Our Biggest Blind Spot

"Size -- it matters a lot. In study after study, research shows that the larger the plate, the serving bowl, the packaged box, even the serving utensil, the more we'll eat. Our eye judges amounts by using contextual cues, so a helping of mashed potatoes on a 12-inch plate, for example, is going to look like less than it would on an 8-inch plate. If you think you're too smart to be fooled, though, you should know that food experts -- people who think about, research and publish studies on food -- can be tricked too. For a study, I invited professors at one of the three best nutritional science departments in the nation to an ice cream social, where they were given either a 17- or 34-ounce bowl and either a 2- or 3-ounce scoop. What happened? People who were given the bigger bowl took 31 percent more ice cream, and people who'd been given the bigger ice cream scoop took 15 percent more ice cream. This underlines what a difference it can make to change your environment. So: Mini-size your bowls and plates; replace short, wide glasses with tall, skinny ones; and repackage foods you buy in bulk into small servings."

Smart Food Strategies

Follow Wansink's advice by using these simple tricks.

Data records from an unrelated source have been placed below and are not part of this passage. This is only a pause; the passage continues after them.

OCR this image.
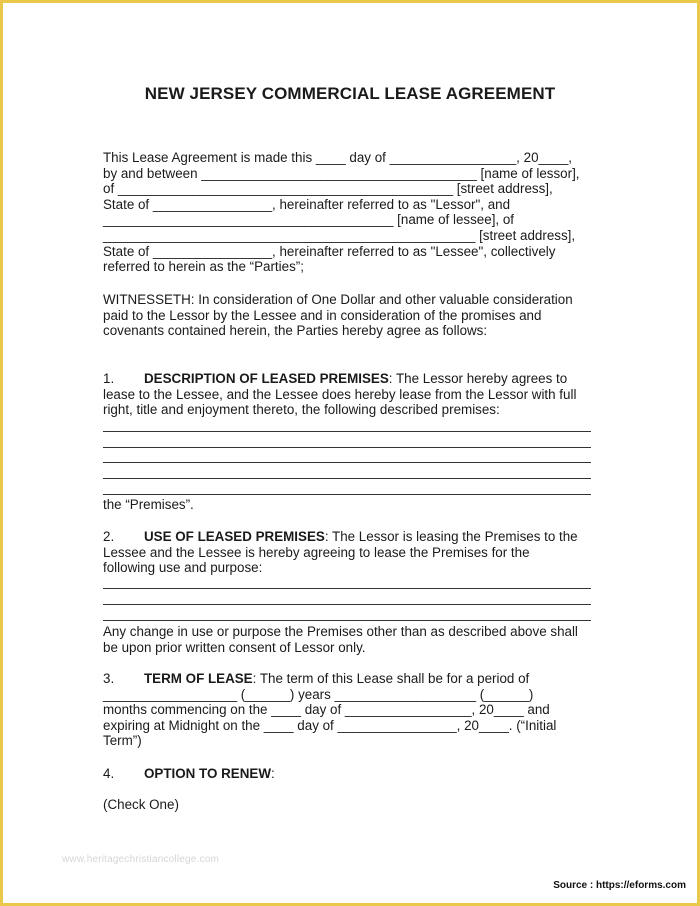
NEW JERSEY COMMERCIAL LEASE AGREEMENT
This Lease Agreement is made this ____ day of _________________, 20____,
by and between _____________________________________ [name of lessor],
of _____________________________________________ [street address],
State of ________________, hereinafter referred to as "Lessor", and
_______________________________________ [name of lessee], of
__________________________________________________ [street address],
State of ________________, hereinafter referred to as "Lessee", collectively
referred to herein as the “Parties”;
WITNESSETH: In consideration of One Dollar and other valuable consideration
paid to the Lessor by the Lessee and in consideration of the promises and
covenants contained herein, the Parties hereby agree as follows:
1. DESCRIPTION OF LEASED PREMISES: The Lessor hereby agrees to
lease to the Lessee, and the Lessee does hereby lease from the Lessor with full
right, title and enjoyment thereto, the following described premises:
the “Premises”.
2. USE OF LEASED PREMISES: The Lessor is leasing the Premises to the
Lessee and the Lessee is hereby agreeing to lease the Premises for the
following use and purpose:
Any change in use or purpose the Premises other than as described above shall
be upon prior written consent of Lessor only.
3. TERM OF LEASE: The term of this Lease shall be for a period of
__________________ (______) years ___________________ (______)
months commencing on the ____ day of _________________, 20____ and
expiring at Midnight on the ____ day of ________________, 20____. (“Initial
Term”)
4. OPTION TO RENEW:
(Check One)
www.heritagechristiancollege.com
Source : https://eforms.com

How to Reach Your Goal Weight Without Even Trying

"If you cut 100 to 200 calories a day, you'll lose 10 to 20 pounds a year. The great thing about this fact is that 100 to 200 calories is what I call the mindless margin. We found that people don't even notice if they eat that much less. They feel just as full. So one very easy way to cut those calories is to always serve yourself 20 percent less than you normally would. Generally, that's four or five fewer bites dished onto your plate."

The Simple Trick for Eating More Veggies

"The more variety there is, the more we eat. This is true at salad bars, so it makes sense that at home, you'll eat more salad if you toss in more healthy, low-calorie things. Likewise, you'll probably eat more vegetables if you serve a medley of them, and not just, say, a plate of broccoli. Another trick is to keep the salad and vegetables on the table but leave the meat and starches on the stove. The more convenient a food is, the more we'll eat it; and the more hassle it is to get it, the less we'll eat."

The Best Thing You Can Do for Yourself Today

"Think about your dieting weaknesses or danger zones, and come up with three food trade-offs or policies. For example, if ice cream is your downfall, make a pact with yourself that every time you eat a bowl, you have to walk two miles, or however far you would walk for a bowl. Or if you're not so great about eating fruit, don't allow yourself to eat anything until you've had one piece of fruit. The key is not to say, "I'll never eat ice cream again." Or, "I can eat only an apple for breakfast." For a diet to work, you've got to customize it to your eating tendencies. You've also got to be reasonable, which is why I suggest only three food trade-offs and policies. They're not too burdensome, and if you slip up with one, you've still followed two, which together add up to that 200-fewer-calories goal."

Chew on This

"At the lab, we're surrounded by food all the time, and it's a fact that the more you think of a food, the more likely it is you'll eat it, and the more of it you'll eat. Our secret way to prevent constant snacking: Chew strong mint gum -- we like Dentyne Ice or Wrigley's Xtra. It's so overpowering that all other foods lose their appeal because nothing goes well with that flavor."